For examples, consider the identity transformation y = x. As illustrated in Figure 4-1, the identity transformation renders as a straight line through the origin with a slope of 45°. Consider also the power-of-two transformation y = 2^x. As illustrated in Figure 4-2, the power-of-two transformation renders as a curve increasing to infinity as x goes positive and diminishing to zero as x goes negative.

The y-axis will always be perpendicular to the x-axis, but we do not stipulate which axis is horizontal and which is vertical.

When there's more than one input, the transformation can still be graphed in two dimensions provided that one input is treated as primary and the remaining inputs are treated as parameters. Once specific values have been chosen for each parameter, the transformation can then be rendered using the primary input as the independent variable and the output as the dependent variable. Whenever a parameter changes, the graph must be redrawn.


Figure 5-1: Exponential transformation y = a^x with a = 1.26. Orientation: input-left/output-bottom.		Figure 5-2: Exponential transformation y = a^x with a = 1.59. Orientation: input-left/output-bottom.		Figure 5-3: Exponential transformation y = a^x with a = 2.00. Orientation: input-left/output-bottom.

Figure 6: Multiplication y = m × x
rendered with x = 0.46 and m = 1.25.
Orientation: input-top/output-right.

Multiplication (Amplification)

Consider multiplication. Multiplication produces an output from two inputs. The primary input is called the multiplicand, the secondary input is called the multiplier, and the output is called the product. If x represents the multiplicand, m represents the multiplier, and y represents the product, then the transformation can be rendered by graphing y = m × x, which is a straight line through the origin with a slope determined by m.

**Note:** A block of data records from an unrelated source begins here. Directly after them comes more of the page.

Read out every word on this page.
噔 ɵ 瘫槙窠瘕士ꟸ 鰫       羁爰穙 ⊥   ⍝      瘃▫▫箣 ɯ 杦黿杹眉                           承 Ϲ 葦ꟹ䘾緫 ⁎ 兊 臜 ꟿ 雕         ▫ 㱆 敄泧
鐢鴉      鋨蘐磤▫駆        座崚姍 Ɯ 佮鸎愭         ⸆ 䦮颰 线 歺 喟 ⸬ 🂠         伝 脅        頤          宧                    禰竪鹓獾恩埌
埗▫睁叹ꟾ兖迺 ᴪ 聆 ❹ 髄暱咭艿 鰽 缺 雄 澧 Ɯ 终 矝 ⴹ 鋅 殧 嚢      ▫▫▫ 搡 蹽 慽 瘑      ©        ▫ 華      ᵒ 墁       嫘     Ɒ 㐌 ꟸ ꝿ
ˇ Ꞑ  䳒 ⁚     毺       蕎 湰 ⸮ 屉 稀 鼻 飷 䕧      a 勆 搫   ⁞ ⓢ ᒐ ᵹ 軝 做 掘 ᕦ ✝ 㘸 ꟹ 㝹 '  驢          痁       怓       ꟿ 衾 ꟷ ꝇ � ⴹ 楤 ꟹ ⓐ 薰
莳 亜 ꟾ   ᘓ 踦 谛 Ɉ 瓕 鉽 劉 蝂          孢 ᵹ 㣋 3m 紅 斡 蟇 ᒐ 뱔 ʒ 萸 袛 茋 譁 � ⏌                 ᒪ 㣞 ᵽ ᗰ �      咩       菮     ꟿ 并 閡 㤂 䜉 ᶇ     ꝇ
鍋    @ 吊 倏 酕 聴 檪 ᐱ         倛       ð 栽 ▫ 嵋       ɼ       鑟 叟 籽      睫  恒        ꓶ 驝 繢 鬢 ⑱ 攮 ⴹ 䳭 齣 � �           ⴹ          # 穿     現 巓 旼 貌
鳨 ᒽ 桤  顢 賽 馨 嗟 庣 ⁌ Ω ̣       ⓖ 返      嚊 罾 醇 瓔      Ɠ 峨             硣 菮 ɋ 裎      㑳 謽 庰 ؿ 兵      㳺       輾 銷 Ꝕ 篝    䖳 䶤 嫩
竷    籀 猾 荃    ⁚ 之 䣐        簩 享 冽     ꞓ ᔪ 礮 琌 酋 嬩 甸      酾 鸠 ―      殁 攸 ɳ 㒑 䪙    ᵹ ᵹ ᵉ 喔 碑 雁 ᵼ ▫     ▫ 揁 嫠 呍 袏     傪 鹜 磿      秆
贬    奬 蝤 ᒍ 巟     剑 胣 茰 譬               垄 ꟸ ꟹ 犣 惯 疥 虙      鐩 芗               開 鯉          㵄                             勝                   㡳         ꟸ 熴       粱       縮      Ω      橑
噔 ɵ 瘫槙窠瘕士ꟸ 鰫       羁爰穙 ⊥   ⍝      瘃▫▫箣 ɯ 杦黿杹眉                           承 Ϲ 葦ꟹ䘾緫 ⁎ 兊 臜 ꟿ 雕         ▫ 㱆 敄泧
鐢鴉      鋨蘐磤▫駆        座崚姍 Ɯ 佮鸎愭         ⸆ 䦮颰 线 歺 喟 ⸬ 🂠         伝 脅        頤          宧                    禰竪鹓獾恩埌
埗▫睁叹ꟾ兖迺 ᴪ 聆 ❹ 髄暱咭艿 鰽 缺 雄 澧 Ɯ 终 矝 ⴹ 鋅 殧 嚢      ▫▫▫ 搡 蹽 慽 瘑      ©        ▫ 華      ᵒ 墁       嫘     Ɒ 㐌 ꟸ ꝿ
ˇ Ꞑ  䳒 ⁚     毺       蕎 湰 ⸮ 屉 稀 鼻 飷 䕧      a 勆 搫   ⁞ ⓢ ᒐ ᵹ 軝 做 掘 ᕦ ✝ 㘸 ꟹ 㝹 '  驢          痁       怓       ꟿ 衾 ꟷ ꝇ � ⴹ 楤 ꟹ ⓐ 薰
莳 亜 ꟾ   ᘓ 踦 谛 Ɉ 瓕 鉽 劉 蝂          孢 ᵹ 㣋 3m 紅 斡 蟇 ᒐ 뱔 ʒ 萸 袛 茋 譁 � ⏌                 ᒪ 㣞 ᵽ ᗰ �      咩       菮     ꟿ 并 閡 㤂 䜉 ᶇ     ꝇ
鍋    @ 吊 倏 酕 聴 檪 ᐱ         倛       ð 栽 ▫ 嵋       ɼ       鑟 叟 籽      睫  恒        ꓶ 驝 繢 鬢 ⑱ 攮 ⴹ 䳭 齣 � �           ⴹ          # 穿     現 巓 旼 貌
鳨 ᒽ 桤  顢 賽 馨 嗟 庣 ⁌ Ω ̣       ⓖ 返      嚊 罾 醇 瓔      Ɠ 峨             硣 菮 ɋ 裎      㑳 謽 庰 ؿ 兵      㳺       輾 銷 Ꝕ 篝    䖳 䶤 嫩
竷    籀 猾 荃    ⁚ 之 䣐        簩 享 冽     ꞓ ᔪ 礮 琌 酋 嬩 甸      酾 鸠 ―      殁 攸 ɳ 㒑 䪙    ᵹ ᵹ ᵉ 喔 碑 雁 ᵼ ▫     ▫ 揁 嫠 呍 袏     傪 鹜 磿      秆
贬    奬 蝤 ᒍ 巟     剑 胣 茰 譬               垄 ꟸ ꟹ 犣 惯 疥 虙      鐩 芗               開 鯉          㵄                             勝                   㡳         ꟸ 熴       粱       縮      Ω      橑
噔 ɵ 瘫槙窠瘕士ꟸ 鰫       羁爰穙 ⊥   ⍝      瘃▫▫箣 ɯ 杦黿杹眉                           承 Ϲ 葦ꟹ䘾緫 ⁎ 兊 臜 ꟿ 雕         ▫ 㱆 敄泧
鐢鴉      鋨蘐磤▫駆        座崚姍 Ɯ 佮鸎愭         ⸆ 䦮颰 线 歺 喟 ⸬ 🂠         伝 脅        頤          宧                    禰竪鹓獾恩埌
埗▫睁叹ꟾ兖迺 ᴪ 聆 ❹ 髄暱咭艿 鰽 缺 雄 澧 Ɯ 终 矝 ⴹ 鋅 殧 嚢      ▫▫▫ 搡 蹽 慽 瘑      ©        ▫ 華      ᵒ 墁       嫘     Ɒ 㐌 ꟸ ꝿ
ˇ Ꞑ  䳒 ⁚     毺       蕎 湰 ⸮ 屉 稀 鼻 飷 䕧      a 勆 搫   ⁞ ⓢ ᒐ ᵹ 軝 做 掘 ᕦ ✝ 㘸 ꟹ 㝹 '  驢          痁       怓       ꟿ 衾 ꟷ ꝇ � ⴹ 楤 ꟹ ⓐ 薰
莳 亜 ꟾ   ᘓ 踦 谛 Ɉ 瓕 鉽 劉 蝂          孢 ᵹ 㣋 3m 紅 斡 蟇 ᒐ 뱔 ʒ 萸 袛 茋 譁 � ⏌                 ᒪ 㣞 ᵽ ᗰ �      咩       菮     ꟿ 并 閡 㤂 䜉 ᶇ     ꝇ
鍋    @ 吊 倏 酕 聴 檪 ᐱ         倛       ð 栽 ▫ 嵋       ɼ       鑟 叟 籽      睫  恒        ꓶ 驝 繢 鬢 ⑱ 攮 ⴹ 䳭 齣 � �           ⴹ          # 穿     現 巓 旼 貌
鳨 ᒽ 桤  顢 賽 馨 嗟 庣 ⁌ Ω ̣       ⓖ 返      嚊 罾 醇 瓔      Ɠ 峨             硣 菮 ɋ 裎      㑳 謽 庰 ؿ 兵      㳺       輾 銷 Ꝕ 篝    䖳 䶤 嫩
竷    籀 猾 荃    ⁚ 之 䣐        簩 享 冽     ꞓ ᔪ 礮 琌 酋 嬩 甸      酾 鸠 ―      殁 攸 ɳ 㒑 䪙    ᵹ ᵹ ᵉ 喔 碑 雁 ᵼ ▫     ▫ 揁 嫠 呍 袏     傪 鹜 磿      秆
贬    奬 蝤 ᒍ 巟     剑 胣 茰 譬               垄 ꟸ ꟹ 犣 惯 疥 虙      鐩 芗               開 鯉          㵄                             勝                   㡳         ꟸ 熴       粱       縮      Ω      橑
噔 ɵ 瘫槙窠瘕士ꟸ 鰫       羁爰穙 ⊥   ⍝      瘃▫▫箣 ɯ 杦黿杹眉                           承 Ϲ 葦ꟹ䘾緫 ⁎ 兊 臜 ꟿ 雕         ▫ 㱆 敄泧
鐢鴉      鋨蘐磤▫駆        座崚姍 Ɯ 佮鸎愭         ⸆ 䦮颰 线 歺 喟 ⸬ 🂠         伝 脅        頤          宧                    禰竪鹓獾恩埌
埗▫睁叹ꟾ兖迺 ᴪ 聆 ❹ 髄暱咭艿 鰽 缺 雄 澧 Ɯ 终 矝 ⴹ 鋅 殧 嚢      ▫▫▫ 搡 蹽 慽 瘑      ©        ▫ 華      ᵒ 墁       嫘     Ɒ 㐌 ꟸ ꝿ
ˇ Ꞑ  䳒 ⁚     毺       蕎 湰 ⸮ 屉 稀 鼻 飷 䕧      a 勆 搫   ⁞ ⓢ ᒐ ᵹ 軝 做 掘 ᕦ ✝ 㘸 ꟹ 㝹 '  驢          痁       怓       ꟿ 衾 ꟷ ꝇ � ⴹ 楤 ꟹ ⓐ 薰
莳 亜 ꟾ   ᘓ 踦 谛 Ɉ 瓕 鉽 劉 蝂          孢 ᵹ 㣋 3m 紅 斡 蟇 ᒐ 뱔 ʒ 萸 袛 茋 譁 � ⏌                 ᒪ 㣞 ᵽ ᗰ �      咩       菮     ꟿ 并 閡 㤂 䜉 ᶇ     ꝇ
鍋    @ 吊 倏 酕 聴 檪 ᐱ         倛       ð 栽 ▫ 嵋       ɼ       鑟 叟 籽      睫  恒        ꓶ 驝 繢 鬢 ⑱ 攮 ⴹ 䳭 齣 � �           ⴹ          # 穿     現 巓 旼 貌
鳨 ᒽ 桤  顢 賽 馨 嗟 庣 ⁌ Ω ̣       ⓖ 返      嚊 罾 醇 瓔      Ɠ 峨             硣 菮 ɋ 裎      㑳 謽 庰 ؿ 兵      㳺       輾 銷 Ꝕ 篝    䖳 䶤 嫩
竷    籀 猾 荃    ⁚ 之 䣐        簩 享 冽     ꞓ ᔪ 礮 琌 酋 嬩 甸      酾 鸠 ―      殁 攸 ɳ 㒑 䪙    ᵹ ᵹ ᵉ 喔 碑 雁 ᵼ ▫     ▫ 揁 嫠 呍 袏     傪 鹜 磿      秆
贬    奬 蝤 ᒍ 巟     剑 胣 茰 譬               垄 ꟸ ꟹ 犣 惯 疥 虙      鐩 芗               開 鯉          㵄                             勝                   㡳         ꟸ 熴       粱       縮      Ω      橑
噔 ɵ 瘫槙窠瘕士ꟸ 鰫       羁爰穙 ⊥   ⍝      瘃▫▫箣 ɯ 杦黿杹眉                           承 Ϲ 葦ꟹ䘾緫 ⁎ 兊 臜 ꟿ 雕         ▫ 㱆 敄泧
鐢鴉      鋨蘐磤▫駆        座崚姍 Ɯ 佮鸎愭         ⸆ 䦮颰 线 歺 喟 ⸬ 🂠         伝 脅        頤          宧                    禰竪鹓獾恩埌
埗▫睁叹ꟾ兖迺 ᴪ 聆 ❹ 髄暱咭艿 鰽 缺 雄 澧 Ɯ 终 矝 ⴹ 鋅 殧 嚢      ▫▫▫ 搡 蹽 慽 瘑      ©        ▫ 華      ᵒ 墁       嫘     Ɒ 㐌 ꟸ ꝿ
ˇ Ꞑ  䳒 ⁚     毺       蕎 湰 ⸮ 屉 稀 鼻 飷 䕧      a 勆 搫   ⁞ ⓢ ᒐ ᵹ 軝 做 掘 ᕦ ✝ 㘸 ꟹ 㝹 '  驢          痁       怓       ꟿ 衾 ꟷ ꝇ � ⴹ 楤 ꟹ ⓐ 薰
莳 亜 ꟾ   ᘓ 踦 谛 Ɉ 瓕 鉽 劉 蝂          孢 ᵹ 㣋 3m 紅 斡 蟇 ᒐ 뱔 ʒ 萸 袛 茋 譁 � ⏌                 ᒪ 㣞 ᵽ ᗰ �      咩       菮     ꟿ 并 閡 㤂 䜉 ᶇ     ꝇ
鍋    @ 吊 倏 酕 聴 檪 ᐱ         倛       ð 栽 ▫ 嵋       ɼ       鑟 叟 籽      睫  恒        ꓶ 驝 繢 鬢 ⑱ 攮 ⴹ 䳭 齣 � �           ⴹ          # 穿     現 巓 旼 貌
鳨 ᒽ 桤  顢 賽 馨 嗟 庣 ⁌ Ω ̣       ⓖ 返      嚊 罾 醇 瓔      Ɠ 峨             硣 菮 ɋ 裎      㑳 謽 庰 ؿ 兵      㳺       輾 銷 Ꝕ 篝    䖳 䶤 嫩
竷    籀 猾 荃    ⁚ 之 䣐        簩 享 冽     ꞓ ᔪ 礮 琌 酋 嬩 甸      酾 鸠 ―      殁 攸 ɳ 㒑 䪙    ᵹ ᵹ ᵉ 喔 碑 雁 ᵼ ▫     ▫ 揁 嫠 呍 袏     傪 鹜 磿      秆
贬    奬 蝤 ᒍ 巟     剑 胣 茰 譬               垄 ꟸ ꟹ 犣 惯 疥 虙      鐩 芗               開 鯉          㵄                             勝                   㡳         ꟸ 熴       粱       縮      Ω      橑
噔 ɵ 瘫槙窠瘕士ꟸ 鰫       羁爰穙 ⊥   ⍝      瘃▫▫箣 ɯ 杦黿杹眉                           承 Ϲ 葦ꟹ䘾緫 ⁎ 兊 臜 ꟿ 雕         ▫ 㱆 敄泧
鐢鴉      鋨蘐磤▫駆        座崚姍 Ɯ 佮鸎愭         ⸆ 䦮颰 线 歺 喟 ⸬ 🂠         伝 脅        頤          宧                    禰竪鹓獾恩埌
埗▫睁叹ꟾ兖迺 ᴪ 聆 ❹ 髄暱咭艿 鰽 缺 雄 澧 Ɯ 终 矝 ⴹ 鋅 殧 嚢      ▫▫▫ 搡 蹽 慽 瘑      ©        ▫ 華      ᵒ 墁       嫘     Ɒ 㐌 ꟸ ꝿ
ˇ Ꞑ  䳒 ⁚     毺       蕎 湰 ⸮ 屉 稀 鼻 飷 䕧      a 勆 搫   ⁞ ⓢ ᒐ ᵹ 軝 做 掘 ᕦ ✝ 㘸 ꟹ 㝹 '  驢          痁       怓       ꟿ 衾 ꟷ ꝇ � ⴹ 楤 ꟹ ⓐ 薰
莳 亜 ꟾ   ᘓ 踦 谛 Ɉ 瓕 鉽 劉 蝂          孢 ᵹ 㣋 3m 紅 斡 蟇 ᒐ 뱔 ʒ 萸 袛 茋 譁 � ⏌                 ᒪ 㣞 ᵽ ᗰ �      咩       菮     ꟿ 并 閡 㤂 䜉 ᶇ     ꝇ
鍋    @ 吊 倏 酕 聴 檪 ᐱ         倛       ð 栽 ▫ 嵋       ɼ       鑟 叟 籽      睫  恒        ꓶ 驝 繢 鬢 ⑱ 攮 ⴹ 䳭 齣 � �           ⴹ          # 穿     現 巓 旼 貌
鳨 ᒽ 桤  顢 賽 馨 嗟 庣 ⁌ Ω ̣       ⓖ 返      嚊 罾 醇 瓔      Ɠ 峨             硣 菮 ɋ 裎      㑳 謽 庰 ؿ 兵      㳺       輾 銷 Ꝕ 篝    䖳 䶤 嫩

The Multiply unit implements the operation

Output(K) = Input1(K) × Input2(K),

where

Output(K), the product, is the Kth sample of the output signal,
Input1(K), the multiplicand, is the Kth sample of the primary input signal, and
Input2(K), the multiplier, is the Kth sample of the secondary input signal.


Figure 6-1: Enveloped noise instrument with explicit signal multiplication.		Figure 6-2: Enveloped noise instrument with implicit signal multiplication.

Video 1-1 animates how a Multiply unit imposes an envelope (the Multiplier) upon an audio signal (the Multiplicand). The left-side stage labeled Oscillator looks up samples from a stored waveform. The vertical scale gives the intensity of the signal, while the horizontal scale of the waveform is 10 pixels per sample. The right-side stage labeled Output is a signal queue. It carries through the Oscillator's vertical scale, but reduces the horizontal scale to one pixel per sample. Each frame of the animation scrolls the Output contents rightwards by one pixel, allowing the newly generated sample to be plotted in the leftmost position. The samples thus plotted proceed from newer samples on the left to older samples on the right, reversing theorder of presentation normally expected a time-series graph.

800 samples are generated over the course of each video. Since the Output queue only has room for 640 samples, the earliest 160 samples have fallen off the right side of the queue when the video is done.

The operation of the Oscillator stage is indicated by the arrow which first extends vertically from the the x-axis to the waveform value and which continues horizontally over to the Output queue. The starting point of this arrow indicates the current Phase value, which wraps around from 0 (inclusive) on the left to 16 (exclusive) on the right.

The sampling increment for Video 1-1 is 0.0618, which means that the vertical portion of the Oscillator-to-Output arrow advances rightward at a rate of 0.0618×10=0.618 pixels per frame. The number of frames required to complete one oscillation is 16/0.0618=258.9, which means that Phase will cycle from 0 to 16 800/258.9=3.1 times over the duration of the video. The Phase will linger over each Index for 1/0.0618=16.2 samples, so the Output wave proceeds as a series of horizontal steps, each 16 (sometimes 17) samples wide.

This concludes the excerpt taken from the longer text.